One of the components I’m still working on is to use BICEP to configure the Container App with Microsoft as an identity provider so the portal would prompt the user for credentials and they are required to log in with a valid account in the tenant’s Entra ID / Azure AD before getting into the portal. If you’d like to turn this on after the script deploys the services, simply navigate to the Container App’s Authentication blade, click on Add identity provider:

image

Select Microsoft as the Identity provider:

image

You can leave the settings as default and proceed to create the identity provider:

image

This will create an App Registration in the tenant’s Entra ID / Azure AD for the Container App to authenticate the user:

image

Note that you would need to consent the Container App’s App Registration in the portal.azure.com or perform it upon first logging in:

image

Credits

I want to give a huge thanks to Mckay Wrigley (https://github.com/mckaywrigley) for developing and sharing out his chatbot-ui docker container (https://github.com/mckaywrigley/chatbot-ui) for the world to use.
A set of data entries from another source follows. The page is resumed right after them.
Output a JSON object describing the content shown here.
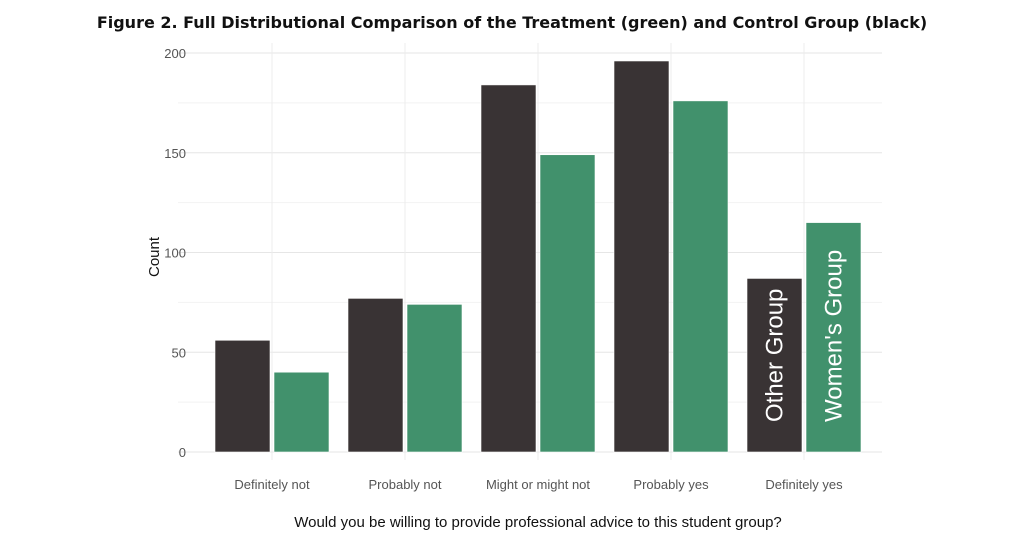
{
  "chart_data": {
    "type": "bar",
    "title": "Figure 2. Full Distributional Comparison of the Treatment (green) and Control Group (black)",
    "xlabel": "Would you be willing to provide professional advice to this student group?",
    "ylabel": "Count",
    "ylim": [
      0,
      200
    ],
    "yticks": [
      0,
      50,
      100,
      150,
      200
    ],
    "grid": true,
    "categories": [
      "Definitely not",
      "Probably not",
      "Might or might not",
      "Probably yes",
      "Definitely yes"
    ],
    "series": [
      {
        "name": "Other Group",
        "color": "#393334",
        "values": [
          56,
          77,
          184,
          196,
          87
        ]
      },
      {
        "name": "Women's Group",
        "color": "#41916c",
        "values": [
          40,
          74,
          149,
          176,
          115
        ]
      }
    ],
    "legend": "inline labels inside last category bars"
  }
}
If you search the internet for deployment demonstrations, you are bound to see 9 of the 10 demos using his Chatbot UI. I spent quite a bit of time using Postman to interact with the Azure OpenAI service APIs and as I am not a developer, it would take me quite a bit of time to develop something half as great as Mckay’s.

Final Remarks

One of the behaviors I noticed during the creation and deletion of the services is that when an Azure Open AI instance is deleted, it is dropped into a recycling bin like location and if you decide to deploy another instance in the same name then it will fail. If you have deleted and instance and want to use the same name then use the Manage deleted resources in the Azure OpenAI blade to locate and purge the instance. From what I can tell, the purge is instant and you can proceed to redeploy a new instance with the same name.

image

I hope this provides anyone out there who is looking to test this great service offering out but haven’t had the time to get started. There are many other great posts I’d like to write about Cognitive Search and the “under the hood view” of the traffic flow but I will save that for another day. Happy chatting!